Member of the Queensland Legislative Assembly for Drayton
- In office 27 Apr 1912 – 12 May 1923
- Preceded by: New seat
- Succeeded by: Seat abolished

Personal details
- Born: William Bebbington 19 October 1856 Baschurch, Salop, England
- Died: 31 July 1939 (aged 82) Toowoomba, Queensland, Australia
- Resting place: Drayton and Toowoomba Cemetery
- Party: Country Party (1920)
- Other political affiliations: Ministerial, Queensland Farmers' Union, National
- Spouse: Amelia Jones(m.1881 d.1903)
- Occupation: Cheese maker

= William Bebbington =

Australian politician (1856–1939)

William Bebbington (19 October 1856 – 31 July 1939) was a cheese maker and member of the Queensland Legislative Assembly.

==Biography==
Bebbington was born at Baschurch, Salop, England, to Thomas Bebbington and his wife Martha. He worked as a clerk for the Midland Railway before arriving in Australia and settling in Toowoomba. He started a cheese factory in the town and eventually became the President of the Queensland Cheese Manufacturers' Association.

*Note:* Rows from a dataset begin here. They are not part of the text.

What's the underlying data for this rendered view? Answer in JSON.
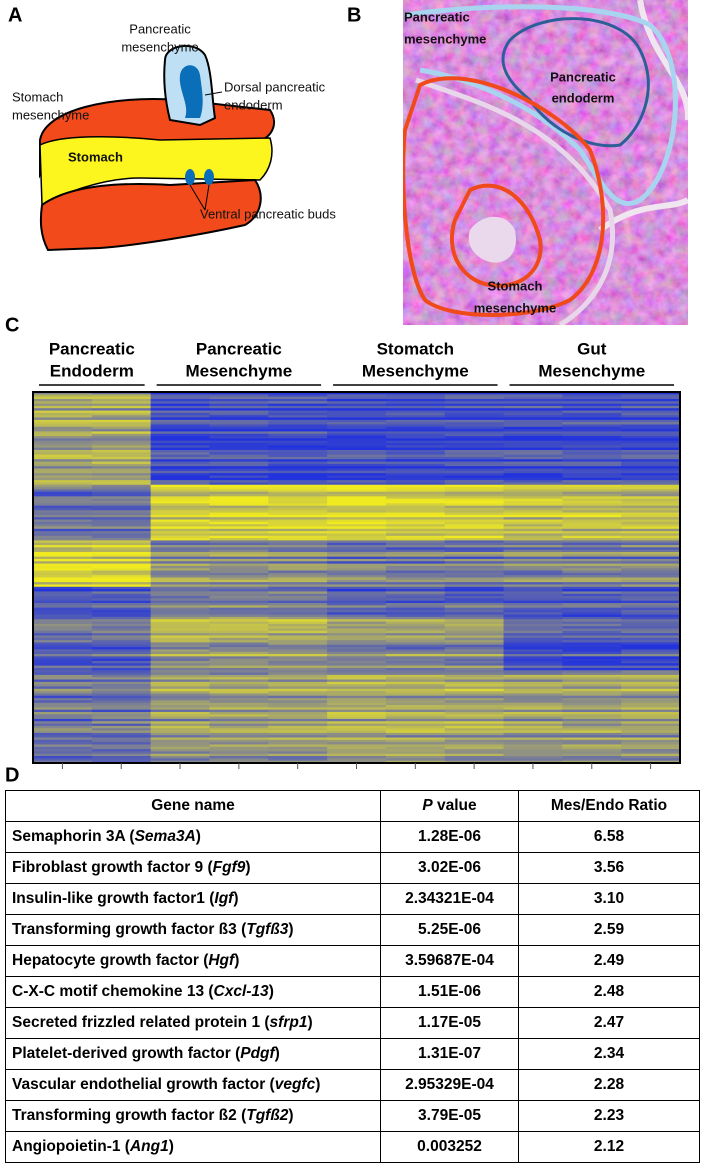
{
  "panel_a": {
    "label": "A",
    "pancreatic_mesenchyme": [
      "Pancreatic",
      "mesenchyme"
    ],
    "dorsal_endoderm": [
      "Dorsal pancreatic",
      "endoderm"
    ],
    "stomach_mesenchyme": [
      "Stomach",
      "mesenchyme"
    ],
    "stomach": "Stomach",
    "ventral_buds": "Ventral pancreatic buds"
  },
  "panel_b": {
    "label": "B",
    "pancreatic_mesenchyme": [
      "Pancreatic",
      "mesenchyme"
    ],
    "pancreatic_endoderm": [
      "Pancreatic",
      "endoderm"
    ],
    "stomach_mesenchyme": [
      "Stomach",
      "mesenchyme"
    ]
  },
  "panel_c": {
    "label": "C",
    "groups": [
      {
        "name": [
          "Pancreatic",
          "Endoderm"
        ],
        "samples": 2
      },
      {
        "name": [
          "Pancreatic",
          "Mesenchyme"
        ],
        "samples": 3
      },
      {
        "name": [
          "Stomatch",
          "Mesenchyme"
        ],
        "samples": 3
      },
      {
        "name": [
          "Gut",
          "Mesenchyme"
        ],
        "samples": 3
      }
    ]
  },
  "panel_d": {
    "label": "D",
    "header": {
      "gene": "Gene name",
      "p_italic": "P",
      "p_rest": " value",
      "ratio": "Mes/Endo Ratio"
    },
    "rows": [
      {
        "name": [
          "Semaphorin 3A (",
          "Sema3A",
          ")"
        ],
        "p": "1.28E-06",
        "ratio": "6.58"
      },
      {
        "name": [
          "Fibroblast growth factor 9 (",
          "Fgf9",
          ")"
        ],
        "p": "3.02E-06",
        "ratio": "3.56"
      },
      {
        "name": [
          "Insulin-like growth factor1 (",
          "Igf",
          ")"
        ],
        "p": "2.34321E-04",
        "ratio": "3.10"
      },
      {
        "name": [
          "Transforming growth factor ß3 (",
          "Tgfß3",
          ")"
        ],
        "p": "5.25E-06",
        "ratio": "2.59"
      },
      {
        "name": [
          "Hepatocyte growth factor (",
          "Hgf",
          ")"
        ],
        "p": "3.59687E-04",
        "ratio": "2.49"
      },
      {
        "name": [
          "C-X-C motif chemokine 13 (",
          "Cxcl-13",
          ")"
        ],
        "p": "1.51E-06",
        "ratio": "2.48"
      },
      {
        "name": [
          "Secreted frizzled related protein 1 (",
          "sfrp1",
          ")"
        ],
        "p": "1.17E-05",
        "ratio": "2.47"
      },
      {
        "name": [
          "Platelet-derived growth factor (",
          "Pdgf",
          ")"
        ],
        "p": "1.31E-07",
        "ratio": "2.34"
      },
      {
        "name": [
          "Vascular endothelial growth factor (",
          "vegfc",
          ")"
        ],
        "p": "2.95329E-04",
        "ratio": "2.28"
      },
      {
        "name": [
          "Transforming growth factor ß2 (",
          "Tgfß2",
          ")"
        ],
        "p": "3.79E-05",
        "ratio": "2.23"
      },
      {
        "name": [
          "Angiopoietin-1 (",
          "Ang1",
          ")"
        ],
        "p": "0.003252",
        "ratio": "2.12"
      }
    ]
  }
}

In 1881 he married Amelia Jones (died 1903) in Baschurch and together had two sons and three daughters. He died in July 1939 and was buried in the Drayton and Toowoomba Cemetery.

==Political career==
Bebbington was the member for Drayton in the Queensland Legislative Assembly from 1912 until 1923. During that time he represented the Ministerial Party, Farmers' Union, National Party, and an early version of what became the Country Party.